Special Report:   2008 NPC & CPPCC sessions

China will maintain stable export growth and FDI inflow this year. That was the message from a press conference held by the Ministry of Commerce on the sidelines of the ongoing NPC sessions.

Chen Deming, Commerce Minister
Chen Deming, Commerce Minister

Minister Chen Deming told the press that a sharp slowdown in annual export growth in February to six and a half percent was the result of weaker demand due to the subprime credit crisis, the Lunar New Year holiday and government policies to weed out low-end exporters.

Chen Deming, Commerce Minister said "The impact will be temporary. Looking at the year as a whole, we can still expect steady growth in foreign trade. But we will continue to work to improve the export structure and increase imports. We are not purposely seeking trade deficits with other countries."

FDI into China has seen robust growth in the first two months. Minister Chen said that reflects investor confidence in China's improving investment environment.
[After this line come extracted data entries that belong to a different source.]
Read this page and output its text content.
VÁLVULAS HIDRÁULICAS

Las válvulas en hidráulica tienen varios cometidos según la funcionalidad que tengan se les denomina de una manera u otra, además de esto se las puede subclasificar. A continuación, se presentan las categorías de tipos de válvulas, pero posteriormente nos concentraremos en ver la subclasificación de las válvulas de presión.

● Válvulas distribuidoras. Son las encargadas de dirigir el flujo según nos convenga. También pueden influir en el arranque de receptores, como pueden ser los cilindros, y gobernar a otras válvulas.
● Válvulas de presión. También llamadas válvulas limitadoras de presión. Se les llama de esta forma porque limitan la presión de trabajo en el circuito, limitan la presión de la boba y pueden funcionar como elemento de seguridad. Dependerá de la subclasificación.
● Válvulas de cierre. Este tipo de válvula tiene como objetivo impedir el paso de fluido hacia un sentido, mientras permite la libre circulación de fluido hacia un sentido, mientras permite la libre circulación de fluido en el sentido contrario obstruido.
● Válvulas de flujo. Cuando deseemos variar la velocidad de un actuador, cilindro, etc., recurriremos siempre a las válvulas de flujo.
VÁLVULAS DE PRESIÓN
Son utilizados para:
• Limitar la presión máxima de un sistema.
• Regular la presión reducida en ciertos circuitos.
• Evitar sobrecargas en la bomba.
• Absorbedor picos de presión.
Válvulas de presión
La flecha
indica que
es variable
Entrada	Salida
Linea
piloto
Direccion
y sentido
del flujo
Chen Deming said "China remains one of the best places to invest in the world. Last year, we had quite a few new laws and regulations concerning foreign investments, like the new Corporate Income Law. That did not reflect a change in our policy toward foreign companies. And the facts show that did not slow down the inflow of FDI."

In regards to inflation pressure, Minister Chen said the government has the confidence and ability to ensure market demand, thus controlling price hikes. He predicts CPI will remain high but steady in the first half of this year and then decline. He said the government target of 4.8 percent CPI growth for 2008 was within reach.

Foreign trade remains a powerful driver for the Chinese economy. And as a large exporter in the world, China now prefers balanced trade. In addition to expanding imports, the country is also encouraging outbound investments. Meanwhile China says its opening-up policy will remain unchanged.